At the same time Obama was prepping to shower seniors with $250 checks, Congress was trying to spend a much bigger sum -- almost $250 billion -- without actually paying for it.
Here's how lawmakers got into this trap. While stumping for his version of health reform, President Barack Obama has repeatedly insisted he wouldn't sign a bill that "adds one dime to our deficits, either now or in the future, period." But one of the reasons federal spending on health care is out of control is because Medicare spending grows faster than the economy as a whole almost every year.
More than a decade ago, lawmakers passed a law that was supposed to solve that problem by capping payments to doctors. According to the law, fees paid to doctors under Medicare will be slashed by 21.5 percent this year, and by 40 percent over the next five years. Of course, no lawmaker wants to be accused of cutting payments to doctors. So every year lawmakers in both parties vote overwhelmingly to override their own law.
And that's the problem. Overriding the scheduled cuts this year would add about $250 billion to the cost of ObamaCare, and put the president at risk of violating his promises not to increase the deficit. Instead, Senate Majority Leader Harry Reid proposed a stand-alone bill that pundits called the "doc-fix" bill. It aimed to spend $250 billion over the next 10 years without that spending counting toward the price of any proposed health care reform bill.

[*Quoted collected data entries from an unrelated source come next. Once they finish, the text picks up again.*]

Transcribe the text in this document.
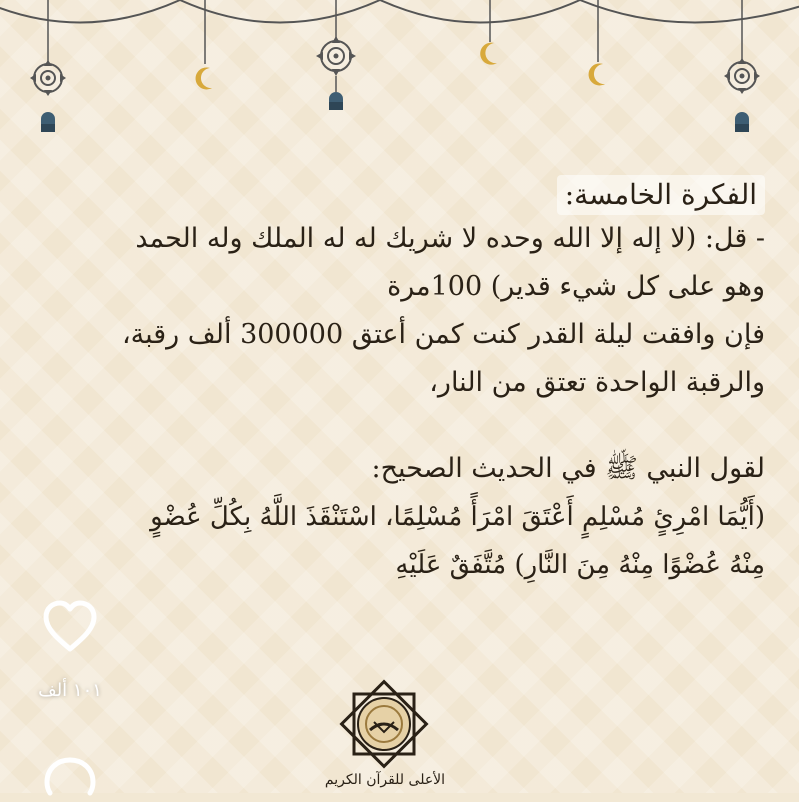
الفكرة الخامسة:
- قل: (لا إله إلا الله وحده لا شريك له له الملك وله الحمد
وهو على كل شيء قدير) 100مرة
فإن وافقت ليلة القدر كنت كمن أعتق 300000 ألف رقبة،
والرقبة الواحدة تعتق من النار،
لقول النبي ﷺ في الحديث الصحيح:
(أَيُّمَا امْرِئٍ مُسْلِمٍ أَعْتَقَ امْرَأً مُسْلِمًا، اسْتَنْقَذَ اللَّهُ بِكُلِّ عُضْوٍ
مِنْهُ عُضْوًا مِنْهُ مِنَ النَّارِ) مُتَّفَقٌ عَلَيْهِ
١٠١ ألف
الأعلى للقرآن الكريم
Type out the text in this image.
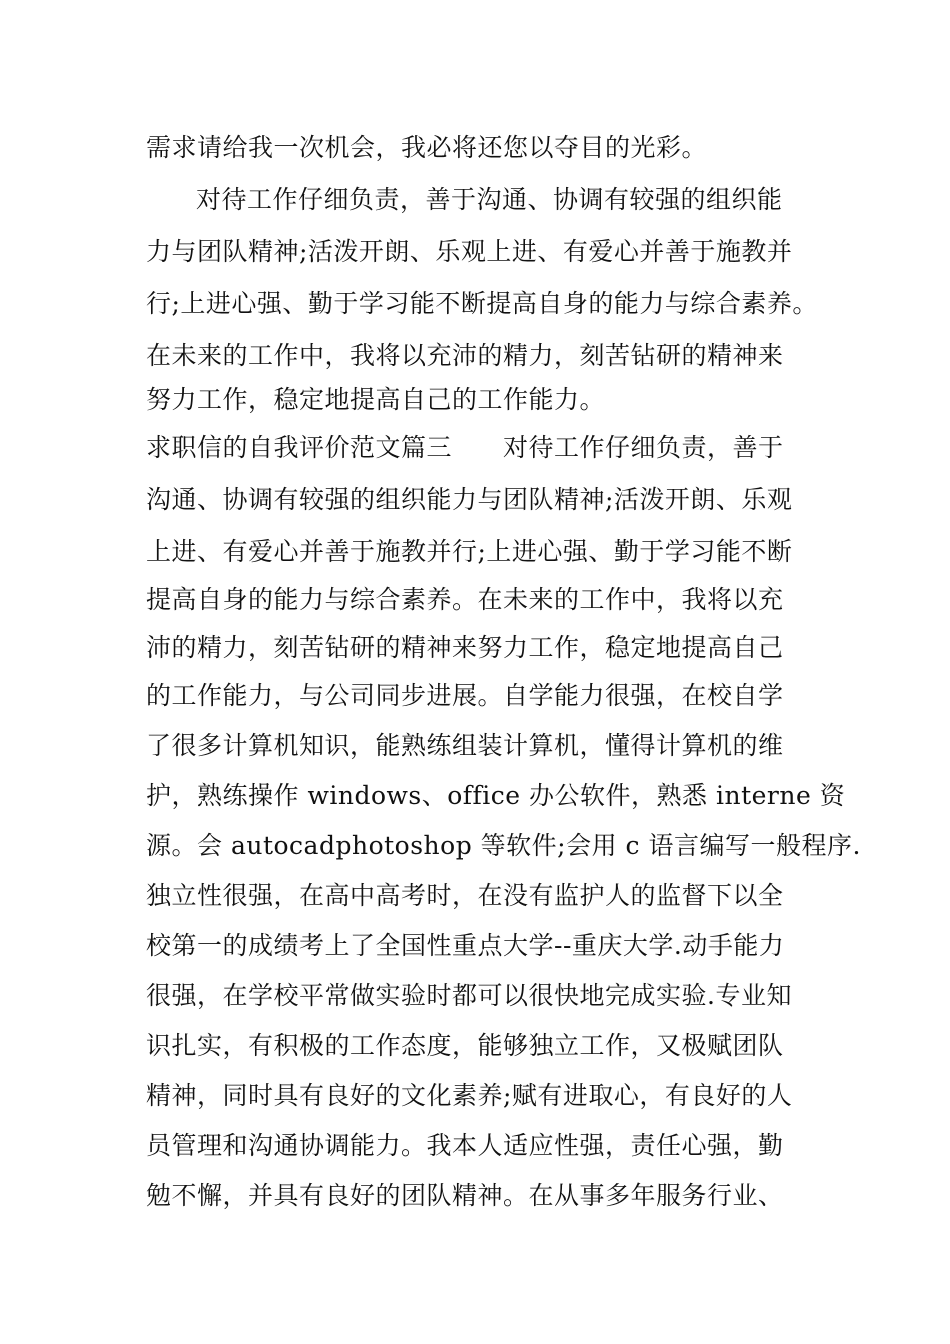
需求请给我一次机会，我必将还您以夺目的光彩。
对待工作仔细负责，善于沟通、协调有较强的组织能
力与团队精神;活泼开朗、乐观上进、有爱心并善于施教并
行;上进心强、勤于学习能不断提高自身的能力与综合素养。
在未来的工作中，我将以充沛的精力，刻苦钻研的精神来
努力工作，稳定地提高自己的工作能力。
求职信的自我评价范文篇三　　对待工作仔细负责，善于
沟通、协调有较强的组织能力与团队精神;活泼开朗、乐观
上进、有爱心并善于施教并行;上进心强、勤于学习能不断
提高自身的能力与综合素养。在未来的工作中，我将以充
沛的精力，刻苦钻研的精神来努力工作，稳定地提高自己
的工作能力，与公司同步进展。自学能力很强，在校自学
了很多计算机知识，能熟练组装计算机，懂得计算机的维
护，熟练操作 windows、office 办公软件，熟悉 interne 资
源。会 autocadphotoshop 等软件;会用 c 语言编写一般程序.
独立性很强，在高中高考时，在没有监护人的监督下以全
校第一的成绩考上了全国性重点大学--重庆大学.动手能力
很强，在学校平常做实验时都可以很快地完成实验.专业知
识扎实，有积极的工作态度，能够独立工作，又极赋团队
精神，同时具有良好的文化素养;赋有进取心，有良好的人
员管理和沟通协调能力。我本人适应性强，责任心强，勤
勉不懈，并具有良好的团队精神。在从事多年服务行业、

Senators used a procedural maneuver to prevent that bill from being voted on. But the idea of shifting spending from one column to another to hide costs may make a comeback as lawmakers debate health reform behind closed doors.
The late Sen. Everett Dirksen supposedly said, "A billion here, a billion there -- and pretty soon you're talking real money." We could paraphrase that today: "$250 here, $250 billion there -- eventually you destroy an already teetering entitlement system."
These are changes our government can't afford. And they're ones the American people shouldn't stand for.
Edwin J. Feulner, Ph.D., is President of The Heritage Foundation.